Over the last decade, the Varroa mite has been decimating honey bee hives. Many believe more than anything else, this parasite is responsible for the colony collapse disorder. This past winter has put more stress on honey bee populations, with beekeepers reporting record losses after the winter, with some businesses being completely wiped out.
Could WE Be Unknowingly Killing Our Honey Bees?
This is a question we really need to take a good look at after reading a report by Derek Mitchell, a Ph.D. candidate at the University of Leeds.
We have to look at how kept hives are performing against wild hives. Throughout the world, reports point to manmade hives being hit harder by Varroa mites. The same can be said after the winter, as more bees are reportedly lost in manmade hives than they are in wild hives. Mitchell believes he has figured out why this is happening.
According to his report, there are two very important factors contributing to the death of these bees that are directly related to the construction of the manmade hives. For one, manmade hives are not able to hold heat as well as natural hives. This very much helps explain the enormous losses beekeepers experience every winter and especially this past winter. Second, manmade hives are less humid than natural hives, which creates a more favorable living condition for the Varroa mite. The solution… build new hives.
Still Going Old School
Most beekeepers are using hive designs that are more than 150 years old. The designs were first constructed in the 1930s, but those designs were created using ideas from as far back as 1850. While our knowledge of the honey bee has improved, the designs have not.

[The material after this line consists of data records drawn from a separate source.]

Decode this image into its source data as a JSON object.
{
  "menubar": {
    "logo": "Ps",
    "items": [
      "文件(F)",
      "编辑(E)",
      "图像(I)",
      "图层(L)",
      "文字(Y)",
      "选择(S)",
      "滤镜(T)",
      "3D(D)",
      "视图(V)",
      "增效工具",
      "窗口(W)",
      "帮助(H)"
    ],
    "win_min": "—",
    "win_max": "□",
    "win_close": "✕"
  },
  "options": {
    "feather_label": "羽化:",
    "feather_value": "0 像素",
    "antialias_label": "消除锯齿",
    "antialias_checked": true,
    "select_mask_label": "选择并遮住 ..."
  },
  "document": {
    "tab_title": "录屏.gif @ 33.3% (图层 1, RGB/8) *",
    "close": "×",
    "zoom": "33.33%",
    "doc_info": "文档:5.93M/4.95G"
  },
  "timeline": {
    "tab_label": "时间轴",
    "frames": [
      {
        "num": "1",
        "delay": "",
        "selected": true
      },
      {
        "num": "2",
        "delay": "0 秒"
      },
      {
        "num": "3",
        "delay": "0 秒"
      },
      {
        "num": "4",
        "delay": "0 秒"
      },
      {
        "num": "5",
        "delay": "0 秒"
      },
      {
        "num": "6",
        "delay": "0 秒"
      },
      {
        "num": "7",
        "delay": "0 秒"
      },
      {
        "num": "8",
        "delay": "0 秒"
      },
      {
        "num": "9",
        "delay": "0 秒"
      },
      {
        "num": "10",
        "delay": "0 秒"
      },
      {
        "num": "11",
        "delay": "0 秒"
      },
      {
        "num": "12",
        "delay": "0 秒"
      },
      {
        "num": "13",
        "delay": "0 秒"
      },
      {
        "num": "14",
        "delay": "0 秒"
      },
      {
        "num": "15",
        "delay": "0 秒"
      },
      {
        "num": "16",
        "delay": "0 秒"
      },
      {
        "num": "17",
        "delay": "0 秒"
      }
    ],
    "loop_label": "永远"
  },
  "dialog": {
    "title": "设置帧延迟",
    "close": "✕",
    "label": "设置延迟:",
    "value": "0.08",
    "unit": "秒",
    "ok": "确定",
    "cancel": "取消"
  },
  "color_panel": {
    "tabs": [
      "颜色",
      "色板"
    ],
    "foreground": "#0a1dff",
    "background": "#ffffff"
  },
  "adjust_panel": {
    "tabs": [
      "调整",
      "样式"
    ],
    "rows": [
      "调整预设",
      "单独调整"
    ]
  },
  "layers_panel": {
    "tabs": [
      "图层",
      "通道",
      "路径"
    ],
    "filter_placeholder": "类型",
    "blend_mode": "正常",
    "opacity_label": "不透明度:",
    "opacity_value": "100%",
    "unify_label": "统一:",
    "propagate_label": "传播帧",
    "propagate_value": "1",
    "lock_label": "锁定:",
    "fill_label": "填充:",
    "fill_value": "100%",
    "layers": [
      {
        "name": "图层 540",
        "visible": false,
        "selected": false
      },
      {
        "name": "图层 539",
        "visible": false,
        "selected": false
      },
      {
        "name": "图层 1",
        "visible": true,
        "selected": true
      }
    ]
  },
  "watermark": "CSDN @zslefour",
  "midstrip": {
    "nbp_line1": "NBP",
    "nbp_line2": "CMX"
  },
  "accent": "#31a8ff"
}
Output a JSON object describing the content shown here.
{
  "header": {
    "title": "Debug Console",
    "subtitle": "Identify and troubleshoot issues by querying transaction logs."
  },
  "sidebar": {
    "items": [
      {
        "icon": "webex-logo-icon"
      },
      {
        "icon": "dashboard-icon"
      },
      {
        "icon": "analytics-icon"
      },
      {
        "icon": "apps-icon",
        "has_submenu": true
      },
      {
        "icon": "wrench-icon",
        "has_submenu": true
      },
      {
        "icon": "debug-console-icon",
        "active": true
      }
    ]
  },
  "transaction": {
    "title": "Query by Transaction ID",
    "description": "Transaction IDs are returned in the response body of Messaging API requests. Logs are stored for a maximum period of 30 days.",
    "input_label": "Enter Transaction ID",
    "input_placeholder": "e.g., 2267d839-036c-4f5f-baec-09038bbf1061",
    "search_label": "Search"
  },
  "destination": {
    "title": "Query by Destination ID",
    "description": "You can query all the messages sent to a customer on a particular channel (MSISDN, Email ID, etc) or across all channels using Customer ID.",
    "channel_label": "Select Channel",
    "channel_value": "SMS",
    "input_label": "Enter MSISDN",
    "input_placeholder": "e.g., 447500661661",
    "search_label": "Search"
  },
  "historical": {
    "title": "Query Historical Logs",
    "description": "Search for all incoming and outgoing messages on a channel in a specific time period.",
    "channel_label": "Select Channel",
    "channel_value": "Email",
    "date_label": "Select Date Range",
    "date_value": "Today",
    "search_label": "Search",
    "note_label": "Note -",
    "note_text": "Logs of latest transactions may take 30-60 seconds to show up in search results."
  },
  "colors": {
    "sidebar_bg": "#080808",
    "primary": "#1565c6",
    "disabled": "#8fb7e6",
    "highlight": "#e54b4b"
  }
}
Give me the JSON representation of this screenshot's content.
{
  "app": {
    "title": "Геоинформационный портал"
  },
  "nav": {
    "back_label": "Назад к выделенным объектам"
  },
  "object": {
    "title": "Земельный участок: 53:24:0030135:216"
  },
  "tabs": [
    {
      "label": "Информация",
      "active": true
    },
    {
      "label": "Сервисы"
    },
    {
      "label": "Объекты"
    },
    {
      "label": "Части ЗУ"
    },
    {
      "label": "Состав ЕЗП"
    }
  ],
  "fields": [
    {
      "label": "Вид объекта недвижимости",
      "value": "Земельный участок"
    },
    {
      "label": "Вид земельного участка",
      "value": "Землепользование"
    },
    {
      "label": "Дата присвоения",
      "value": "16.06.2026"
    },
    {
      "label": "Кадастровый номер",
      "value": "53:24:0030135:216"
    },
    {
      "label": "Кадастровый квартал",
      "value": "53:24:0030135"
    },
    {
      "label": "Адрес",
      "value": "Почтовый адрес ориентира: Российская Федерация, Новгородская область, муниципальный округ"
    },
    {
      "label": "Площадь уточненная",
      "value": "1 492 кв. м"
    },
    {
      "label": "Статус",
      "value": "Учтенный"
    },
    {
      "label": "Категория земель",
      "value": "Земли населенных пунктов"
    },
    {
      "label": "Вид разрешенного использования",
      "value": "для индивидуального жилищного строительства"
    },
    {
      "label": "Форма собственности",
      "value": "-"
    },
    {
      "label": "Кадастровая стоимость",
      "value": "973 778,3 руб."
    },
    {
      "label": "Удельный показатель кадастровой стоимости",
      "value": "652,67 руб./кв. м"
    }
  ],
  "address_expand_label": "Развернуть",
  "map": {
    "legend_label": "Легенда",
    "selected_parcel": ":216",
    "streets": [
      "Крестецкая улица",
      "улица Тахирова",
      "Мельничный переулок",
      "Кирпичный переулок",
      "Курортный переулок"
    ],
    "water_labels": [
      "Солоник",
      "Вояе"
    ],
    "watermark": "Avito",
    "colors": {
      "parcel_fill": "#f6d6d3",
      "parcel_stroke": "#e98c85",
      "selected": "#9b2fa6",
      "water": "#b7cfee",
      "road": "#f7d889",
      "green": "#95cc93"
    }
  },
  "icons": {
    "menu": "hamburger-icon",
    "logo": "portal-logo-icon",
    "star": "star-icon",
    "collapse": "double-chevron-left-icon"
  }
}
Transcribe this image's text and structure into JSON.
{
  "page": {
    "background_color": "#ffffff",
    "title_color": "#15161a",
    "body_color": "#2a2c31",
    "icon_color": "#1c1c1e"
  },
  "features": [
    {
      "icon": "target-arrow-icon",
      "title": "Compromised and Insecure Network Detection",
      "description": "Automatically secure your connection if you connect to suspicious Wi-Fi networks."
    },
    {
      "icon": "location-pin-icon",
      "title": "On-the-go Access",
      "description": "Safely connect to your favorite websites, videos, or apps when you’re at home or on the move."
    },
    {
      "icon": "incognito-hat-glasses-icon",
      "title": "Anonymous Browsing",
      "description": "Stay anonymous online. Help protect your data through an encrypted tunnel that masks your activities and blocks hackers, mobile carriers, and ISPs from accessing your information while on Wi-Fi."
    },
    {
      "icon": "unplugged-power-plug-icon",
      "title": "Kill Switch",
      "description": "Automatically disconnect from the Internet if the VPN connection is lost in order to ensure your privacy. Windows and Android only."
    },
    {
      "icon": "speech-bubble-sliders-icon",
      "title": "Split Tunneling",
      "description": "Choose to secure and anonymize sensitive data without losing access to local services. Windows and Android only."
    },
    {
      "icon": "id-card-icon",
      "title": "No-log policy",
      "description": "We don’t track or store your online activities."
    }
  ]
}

Natural hives are very tall and very narrow, typically about 150cm high and 20cm wide. They also have very thick walls, relatively speaking (15cm), as well as very small entrances (7cm²). Manmade hives are the complete opposite. Most hives are about 45cm high, using very thin wood (2cm), and usually have a very large opening (60cm²). The manmade design was created out of convenience for the beekeeper, not the bee. It was done so the honey could be retrieved easier rather than creating a natural-like home for the honey bee.
Using all relevant factors, Mitchell found the manmade hives had a heat loss factor of seven times that of natural hives. Additionally, the larger openings significantly lowered the humidity level in the manmade hive.
The hive design does not have to be radically changed, but it does need to be changed. For instance, rather than using wood, polystyrene can be used. Additionally, the walls need to be much thicker and the openings of the hive need to be much smaller. Even though the shape will still be quite different, these subtle changes could make a world of difference to the honey bee.